What Are We Really Coaching For?

Yesterday morning I was standing on the touchline at a rugby festival, watching my youngest play.

Cold hands wrapped around a coffee, sideline chatter drifting in and out and a blur of jerseys moving across the pitch.

Youth rugby festivals have a particular feel about them. Lots of energy. Lots of noise. Proud parents. Nervous players. The occasional gasp from the crowd when someone breaks through a tackle and suddenly finds space.

And, as often happens, there were a couple of players who seemed able to do that more often than the rest.
You know the type.
A quick step.
A burst of pace.
Suddenly they’re away down the touchline and everyone on the sidelines starts to lean forward.
A try follows. Applause. Smiles. Teammates patting backs.

It’s great to watch. I imagine it feels even better to be the one scoring.
Naturally those moments attract praise. Quite a lot of it.
And standing there yesterday, watching it all unfold, a question quietly drifted into my mind:

What are we really coaching for?

Winning games is enjoyable. The players feel it. The coaches feel it.

Yet in any match where the outcome is reduced to a number on the scoreboard, there can only ever be one winner.
A lot of the game quietly slips past unnoticed if that’s the only metric we use.

Team sports are funny like that.
The scoreboard only records a handful of actions, yet so much of the game happens before those moments ever arrive. The tackle that stops the break. The pass that creates the overlap. The player who runs a line that pulls a defender just far enough out of position.
Those things rarely receive the same applause.

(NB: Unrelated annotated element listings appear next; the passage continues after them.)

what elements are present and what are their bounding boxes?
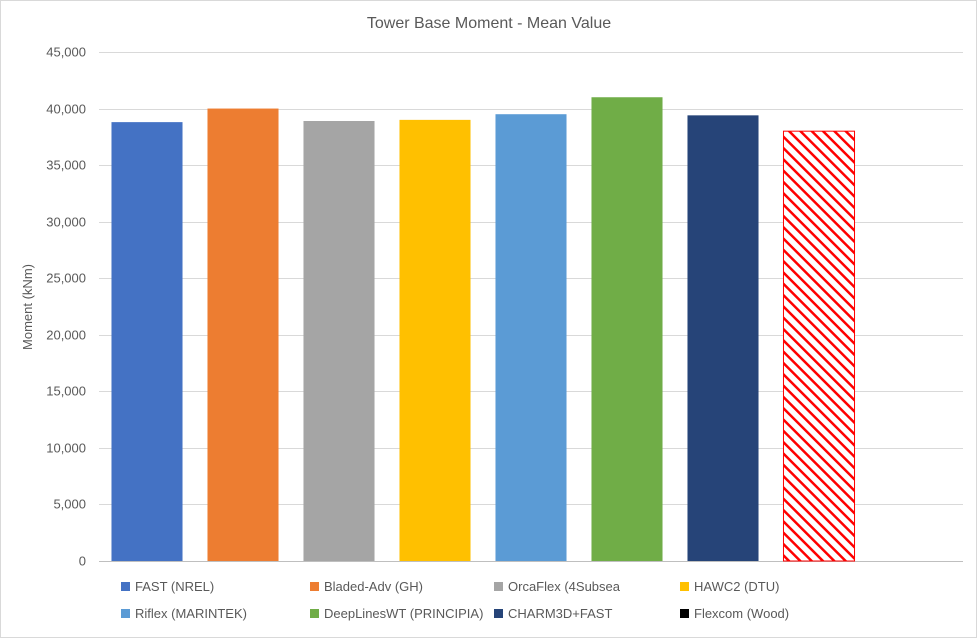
legend-swatch — [121, 582, 130, 591]
bar — [782, 130, 856, 562]
legend-label: Flexcom (Wood) — [694, 606, 789, 621]
bar — [303, 120, 375, 562]
bar — [591, 97, 663, 561]
legend-label: Bladed-Adv (GH) — [324, 579, 423, 594]
y-tick-label: 25,000 — [46, 271, 86, 286]
y-tick-label: 15,000 — [46, 384, 86, 399]
bar — [111, 122, 183, 561]
y-tick-label: 20,000 — [46, 328, 86, 343]
legend-label: Riflex (MARINTEK) — [135, 606, 247, 621]
legend-label: DeepLinesWT (PRINCIPIA) — [324, 606, 483, 621]
bar — [687, 115, 759, 561]
y-tick-label: 5,000 — [53, 497, 86, 512]
legend-swatch — [494, 582, 503, 591]
y-tick-label: 10,000 — [46, 441, 86, 456]
legend-swatch — [310, 582, 319, 591]
y-tick-label: 0 — [79, 554, 86, 569]
legend-swatch — [680, 582, 689, 591]
bars — [111, 97, 856, 562]
chart-title: Tower Base Moment - Mean Value — [367, 15, 611, 32]
y-axis-ticks: 0 5,000 10,000 15,000 20,000 25,000 30,000 35,0… — [46, 45, 86, 569]
legend-label: FAST (NREL) — [135, 579, 214, 594]
bar — [495, 114, 567, 561]
legend-label: HAWC2 (DTU) — [694, 579, 779, 594]
y-axis-title: Moment (kNm) — [20, 264, 35, 350]
legend-label: CHARM3D+FAST — [508, 606, 612, 621]
legend-swatch — [121, 609, 130, 618]
bar — [207, 108, 279, 562]
y-tick-label: 35,000 — [46, 158, 86, 173]
y-tick-label: 40,000 — [46, 102, 86, 117]
legend-swatch — [310, 609, 319, 618]
y-tick-label: 30,000 — [46, 215, 86, 230]
legend: FAST (NREL) Bladed-Adv (GH) OrcaFlex (4Sub… — [121, 579, 789, 621]
legend-label: OrcaFlex (4Subsea — [508, 579, 621, 594]
legend-swatch — [680, 609, 689, 618]
bar — [399, 119, 471, 561]
legend-swatch — [494, 609, 503, 618]
y-tick-label: 45,000 — [46, 45, 86, 60]
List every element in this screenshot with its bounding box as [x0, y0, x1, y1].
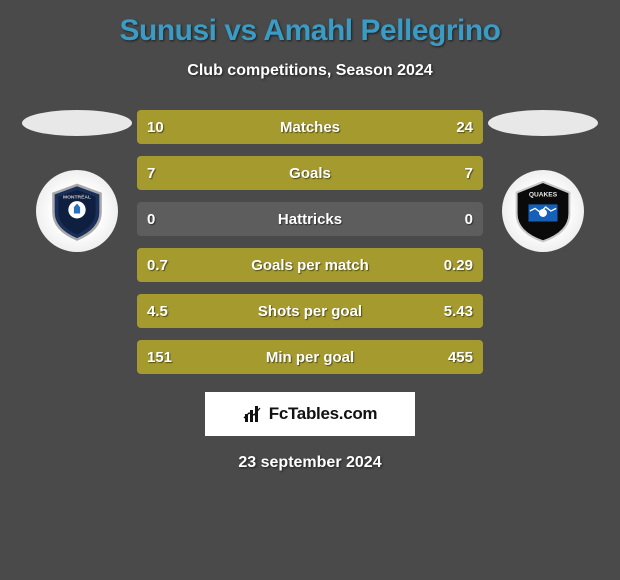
quakes-crest-icon: QUAKES — [510, 178, 576, 244]
stat-right-value: 0.29 — [444, 257, 473, 274]
stat-label: Goals — [289, 165, 331, 182]
infographic-container: Sunusi vs Amahl Pellegrino Club competit… — [0, 0, 620, 482]
stat-right-value: 24 — [456, 119, 473, 136]
svg-text:QUAKES: QUAKES — [529, 191, 558, 198]
stat-right-value: 455 — [448, 349, 473, 366]
left-player-placeholder — [22, 110, 132, 136]
left-side: MONTRÉAL — [17, 110, 137, 252]
stats-panel: 10 Matches 24 7 Goals 7 0 Hattricks 0 0.7 Goals pe… — [137, 110, 483, 374]
stat-row: 4.5 Shots per goal 5.43 — [137, 294, 483, 328]
montreal-crest-icon: MONTRÉAL — [46, 180, 108, 242]
branding-box: FcTables.com — [205, 392, 415, 436]
stat-left-value: 4.5 — [147, 303, 168, 320]
stat-right-value: 5.43 — [444, 303, 473, 320]
stat-row: 7 Goals 7 — [137, 156, 483, 190]
stat-left-value: 7 — [147, 165, 155, 182]
stat-left-value: 10 — [147, 119, 164, 136]
stat-row: 10 Matches 24 — [137, 110, 483, 144]
stat-row: 0 Hattricks 0 — [137, 202, 483, 236]
main-row: MONTRÉAL 10 Matches 24 7 Goals 7 0 Hattricks 0 0.… — [0, 110, 620, 374]
stat-row: 151 Min per goal 455 — [137, 340, 483, 374]
stat-right-value: 0 — [465, 211, 473, 228]
date-label: 23 september 2024 — [238, 454, 381, 472]
branding-label: FcTables.com — [269, 404, 378, 424]
right-team-badge: QUAKES — [502, 170, 584, 252]
chart-icon — [243, 404, 263, 424]
stat-left-value: 151 — [147, 349, 172, 366]
stat-left-value: 0.7 — [147, 257, 168, 274]
stat-right-value: 7 — [465, 165, 473, 182]
page-title: Sunusi vs Amahl Pellegrino — [120, 14, 501, 48]
right-player-placeholder — [488, 110, 598, 136]
right-side: QUAKES — [483, 110, 603, 252]
stat-left-value: 0 — [147, 211, 155, 228]
stat-label: Min per goal — [266, 349, 354, 366]
stat-label: Hattricks — [278, 211, 342, 228]
stat-label: Shots per goal — [258, 303, 362, 320]
stat-row: 0.7 Goals per match 0.29 — [137, 248, 483, 282]
stat-label: Goals per match — [251, 257, 369, 274]
stat-label: Matches — [280, 119, 340, 136]
subtitle: Club competitions, Season 2024 — [187, 62, 432, 80]
left-team-badge: MONTRÉAL — [36, 170, 118, 252]
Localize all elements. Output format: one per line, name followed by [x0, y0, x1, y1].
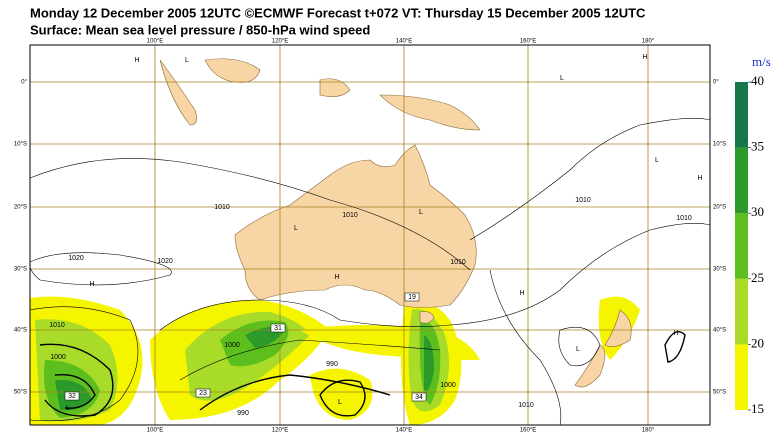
colorbar-tick-label: 25 [751, 270, 764, 285]
pressure-label: 1010 [575, 197, 591, 204]
lon-label: 140°E [396, 39, 412, 45]
lat-label: 20°S [14, 205, 27, 211]
pressure-label: 1010 [450, 259, 466, 266]
lon-label: 160°E [520, 428, 536, 434]
pressure-label: L [560, 75, 564, 82]
colorbar: 15 20 25 30 35 40 [735, 73, 764, 416]
pressure-label: H [642, 54, 647, 61]
colorbar-band [735, 147, 748, 214]
landmasses [159, 58, 632, 388]
colorbar-tick-label: 40 [751, 73, 764, 88]
pressure-label: H [134, 57, 139, 64]
pressure-label: 990 [237, 410, 249, 417]
pressure-label: H [519, 290, 524, 297]
lon-label: 120°E [272, 428, 288, 434]
colorbar-tick-label: 20 [751, 335, 764, 350]
lat-label: 0° [713, 80, 719, 86]
colorbar-band [735, 213, 748, 279]
wind-max-box [404, 292, 420, 302]
colorbar-tick-label: 35 [751, 139, 764, 154]
lon-label: 140°E [396, 428, 412, 434]
wind-max-label: 32 [68, 393, 76, 400]
colorbar-band [735, 82, 748, 148]
pressure-label: L [185, 57, 189, 64]
pressure-label: 1000 [50, 354, 66, 361]
lat-label: 50°S [14, 390, 27, 396]
pressure-label: 1010 [518, 402, 534, 409]
lon-label: 100°E [147, 39, 163, 45]
lat-label: 30°S [713, 267, 726, 273]
map-frame [29, 44, 711, 426]
pressure-label: 1010 [676, 215, 692, 222]
pressure-label: H [334, 274, 339, 281]
graticule: 100°E 100°E 120°E 120°E 140°E 140°E 160°E 160°E… [14, 39, 726, 434]
pressure-label: L [66, 405, 70, 412]
lon-label: 160°E [520, 39, 536, 45]
pressure-label: L [294, 225, 298, 232]
pressure-label: 1010 [49, 322, 65, 329]
lon-label: 180° [642, 428, 655, 434]
pressure-label: 1020 [157, 258, 173, 265]
lat-label: 0° [21, 80, 27, 86]
colorbar-tick-label: 30 [751, 204, 764, 219]
map-labels: H L L H L H L L H H H L H L L 1010 1010 1010 1010 1010 1020 1… [49, 54, 702, 417]
colorbar-band [735, 278, 748, 345]
pressure-label: L [338, 399, 342, 406]
pressure-label: L [576, 346, 580, 353]
pressure-label: 1010 [342, 212, 358, 219]
pressure-label: H [673, 330, 678, 337]
title: Monday 12 December 2005 12UTC ©ECMWF For… [30, 5, 646, 20]
pressure-label: 1000 [224, 342, 240, 349]
wind-max-label: 31 [274, 325, 282, 332]
lat-label: 20°S [713, 205, 726, 211]
colorbar-band [735, 344, 748, 410]
pressure-label: 1020 [68, 255, 84, 262]
pressure-label: H [89, 281, 94, 288]
isobars [29, 118, 711, 426]
pressure-label: 1010 [214, 204, 230, 211]
lon-label: 100°E [147, 428, 163, 434]
wind-max-label: 34 [415, 394, 423, 401]
wind-max-box [64, 391, 80, 401]
pressure-label: 1000 [440, 382, 456, 389]
pressure-label: H [697, 175, 702, 182]
lon-label: 180° [642, 39, 655, 45]
lat-label: 50°S [713, 390, 726, 396]
wind-max-box [411, 392, 427, 402]
pressure-label: L [419, 209, 423, 216]
wind-max-label: 19 [408, 294, 416, 301]
colorbar-unit: m/s [752, 54, 771, 69]
wind-max-box [270, 323, 286, 333]
subtitle: Surface: Mean sea level pressure / 850-h… [30, 22, 370, 37]
lat-label: 10°S [713, 142, 726, 148]
lat-label: 40°S [14, 328, 27, 334]
lat-label: 10°S [14, 142, 27, 148]
wind-max-box [195, 388, 211, 398]
colorbar-tick-label: 15 [751, 401, 764, 416]
lon-label: 120°E [272, 39, 288, 45]
pressure-label: L [655, 157, 659, 164]
lat-label: 40°S [713, 328, 726, 334]
pressure-label: 990 [326, 361, 338, 368]
wind-max-label: 23 [199, 390, 207, 397]
lat-label: 30°S [14, 267, 27, 273]
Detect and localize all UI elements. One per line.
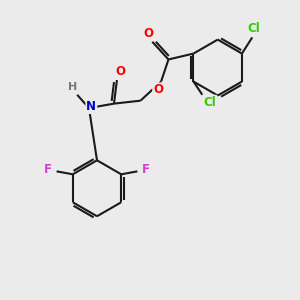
Text: Cl: Cl [247,22,260,35]
Text: F: F [44,164,52,176]
Text: H: H [68,82,77,92]
Text: O: O [115,65,125,78]
Text: O: O [144,27,154,40]
Text: F: F [142,164,150,176]
Text: N: N [86,100,96,113]
Text: Cl: Cl [203,96,216,109]
Text: O: O [153,83,163,96]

And I started wondering what all of this teaches young players as they grow up in the game.
If a player makes a great run, hears the cheers, and feels the buzz that comes with it… of course they’ll want that feeling again. Who wouldn’t?

It becomes a kind of feedback loop.
Do the thing that gets the applause. Seek it again.

There’s nothing wrong with that. It’s human.

But like most team sports rugby eventually asks different questions of you.
At younger age groups you might be able to run through gaps or around defenders with pure pace. It’s brilliant to watch and brilliant for the player discovering what they can do.
But the game changes as players move up the age groups.
The space tightens. The defence organises itself. The collisions become heavier. The decisions have to be made more quickly.
At some point every player comes up against someone who can match them.
And when that happens what do they draw on?

That thought kept circling in my mind as I watched the games unfold.
Maybe part of coaching young athletes is simply helping them discover the next layer of the game. Not by taking away what they’re good at, but by gently stretching it.

Yesterday I caught myself thinking about something small we might try.
Imagine a player who can run through everyone. What if, in training, they have to involve two or three teammates before they’re allowed to score?
Not to stop them scoring. That feeling matters too.
But to introduce a slightly different puzzle.
Who else is around you?
Where might the space appear if you involve a teammate?
What changes if the ball moves first?

It’s a small constraint. But constraints have a way of opening new doors.
And perhaps that’s a quiet part of the job.
Not standing behind players telling them exactly what to do (that rarely works once the whistle blows anyway) but shaping the environment so they discover things for themselves.

The more I thought about it, the more I realised how often these little ideas arrive sideways.
Not always during training sessions or team talks. Sometimes while watching another match entirely. Sometimes while standing quietly on a touchline with nothing to do but observe.

There’s something about stepping back that seems to loosen the mind a little.
When you’re not actively trying to solve the problem, the answer sometimes wanders over and taps you on the shoulder.

I like those moments.
They remind me that coaching – whether it’s a rugby team or a person trying to figure out their next step in life – probably isn’t about having all the answers.
It might simply be about staying curious.
Watching closely.
Trying something.
And seeing what unfolds next.

I’m looking forward to seeing how this little insight plays out.